The tax will apply to both UK-headed banks and to non-UK headed bank groups with operations in the UK.  In particular, the tax will apply to: (1) the global consolidated balance sheet of UK banking groups and building societies; (2) the aggregated UK subsidiary, UK sub group and UK branch balance sheets of non-UK banking groups; and (3) the balance sheets of UK banks, UK bank branches and UK bank sub groups in non-banking groups.

Once the relevant balance sheet has been identified, the tax will be calculated annually as a percentage of the total equity and liabilities shown on the relevant balance sheet excluding in particular:  (1) Tier 1 capital; (2) insured deposits; (3) policyholder liabilities of insurance business within banking groups; and (4) certain tax and pension fund liabilities.

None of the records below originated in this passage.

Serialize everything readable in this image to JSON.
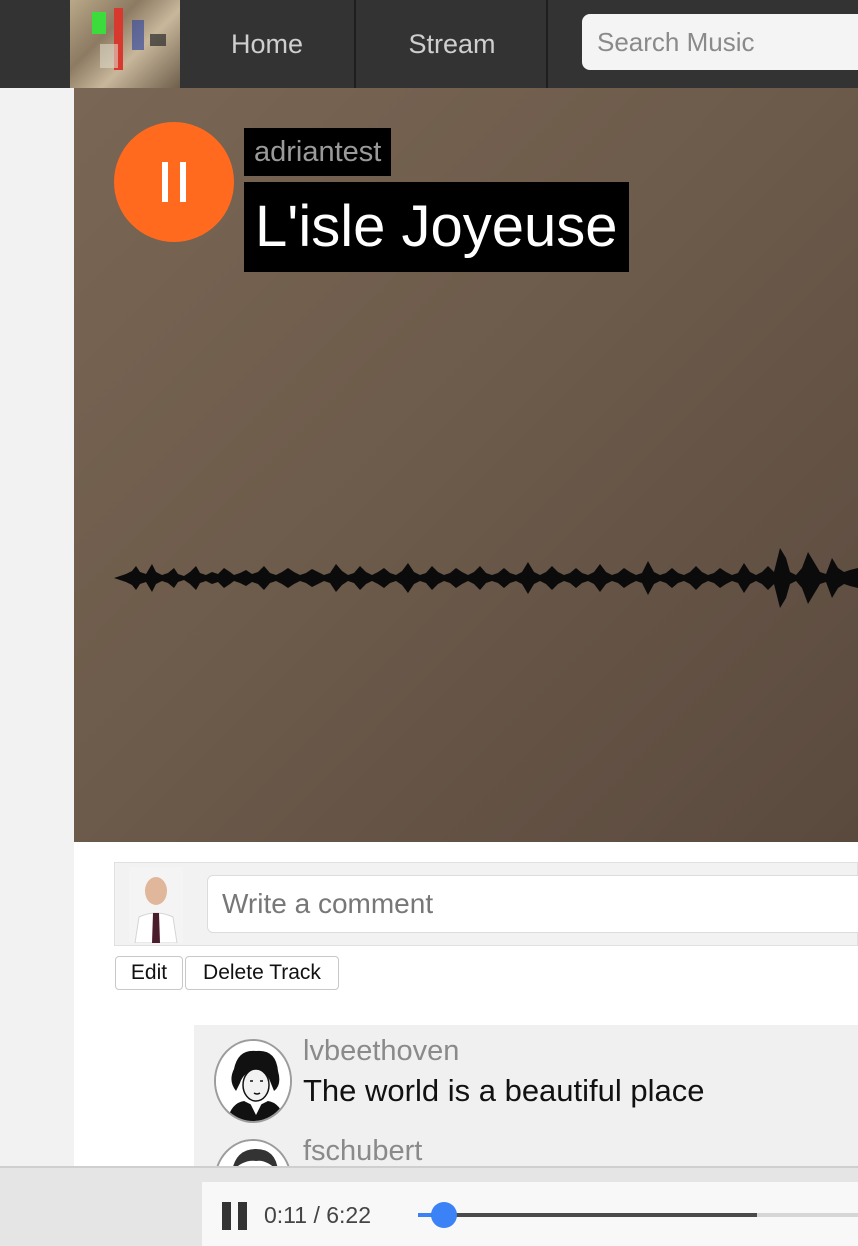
{
  "nav": {
    "logo_icon": "abstract-artwork-logo",
    "home_label": "Home",
    "stream_label": "Stream",
    "search_placeholder": "Search Music"
  },
  "track": {
    "artist": "adriantest",
    "title": "L'isle Joyeuse",
    "is_playing": true,
    "play_button_icon": "pause-icon",
    "accent_color": "#ff6a1f"
  },
  "comment_form": {
    "avatar_icon": "user-avatar",
    "placeholder": "Write a comment"
  },
  "actions": {
    "edit_label": "Edit",
    "delete_label": "Delete Track"
  },
  "comments": [
    {
      "username": "lvbeethoven",
      "text": "The world is a beautiful place",
      "avatar_icon": "beethoven-portrait"
    },
    {
      "username": "fschubert",
      "text": "",
      "avatar_icon": "schubert-portrait"
    }
  ],
  "player": {
    "current_time": "0:11",
    "separator": "/",
    "duration": "6:22",
    "progress_fraction": 0.029,
    "buffered_fraction": 0.77,
    "progress_color": "#3b82f6"
  }
}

Some adjustments to balance sheets may be required in order to net certain assets and liabilities e.g. cash-collateralised derivatives.  It was initially proposed that the percentage rate of levy would be 0.07%, with a lower rate of 0.04% for 2011.  Funding liabilities of greater than one-year maturity and certain uninsured deposits would be charged at half the rate otherwise applicable.  A final decision on rates will be announced towards the end of 2010, and rates may rise above the rates originally proposed.  The proposed rates are in any case significantly higher than the rate to be imposed under the French bank levy.

The tax will not be covered by the UK’s existing double taxation treaties. The government has begun discussions with other countries that are introducing similar taxes (France and Germany have committed to introduce similar taxes) to avoid double taxation issues arising because of such taxes.